Malwarebytes researchers are warning users not to buy into the hype, or the actual products, offered with Amazon's Key service, which combines smart locks and security cameras to enable in home deliveries.
Researchers say that like most internet of things (IoT) devices, it is unclear what vulnerabilities the smart lock include, how often they will be updated, and that previous smart locks have proven insecure in the past, according to an Oct. 26 blog post.
In addition, researchers called for more transparency surrounding the underlined technology used in the product since neither Amazon nor the manufacturer's technical specifications pages list the security protocols used within the locks.
Some of the questions raised were if the lock's software would be updated and if so how frequent, what would happen in the event if a company ceased to offer support for the locks, and other liability issues. At least one of the locks uses Wi-Fi, which was noted as insecure, while others use Bluetooth low energy technology which affords additional security but could still leave users vulnerable.
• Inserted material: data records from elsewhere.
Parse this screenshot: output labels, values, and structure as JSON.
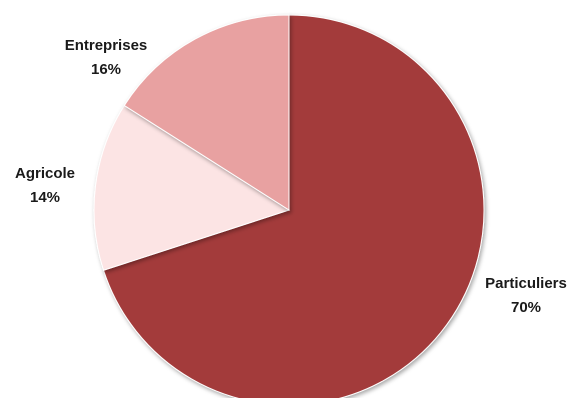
{
  "chart_data": {
    "type": "pie",
    "title": "",
    "start": "12 o'clock",
    "direction": "clockwise",
    "slices": [
      {
        "label": "Particuliers",
        "value": 70,
        "value_label": "70%",
        "color": "#a33a3a"
      },
      {
        "label": "Agricole",
        "value": 14,
        "value_label": "14%",
        "color": "#fce4e4"
      },
      {
        "label": "Entreprises",
        "value": 16,
        "value_label": "16%",
        "color": "#e8a1a1"
      }
    ]
  }
}
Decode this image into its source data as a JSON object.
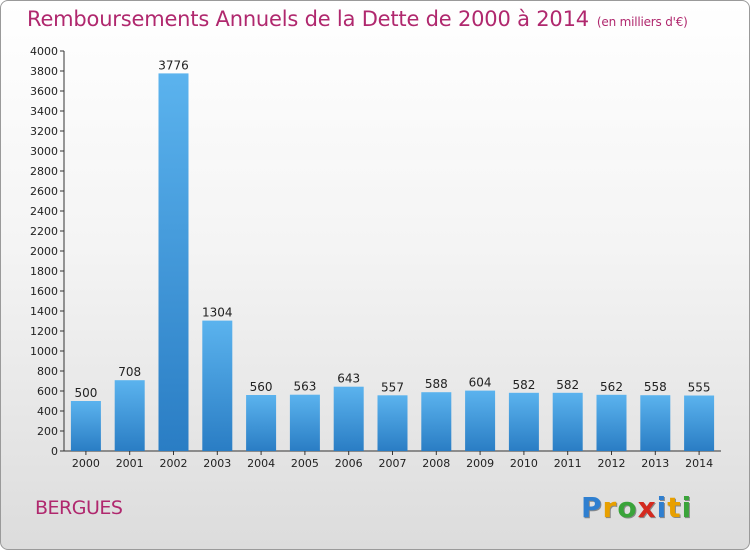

Last year, independent researchers Anthony Rose and Ben Ramsey demonstrated at the DefCon Conference how 12 of 16 Bluetooth smart locks could be hacked due to a lack of encryption and other vulnerabilities which allowed them to change user passwords.
Researchers called for smart lock manufactures to use independent industry-wide security standards in design, independent code auditing, conventional implementation of industry standard encryption, conventional implementation of industry standard encryption, have right to repair and not use Wi-Fi before smart locks could achieve the same purchase status as standard deadbolt locks.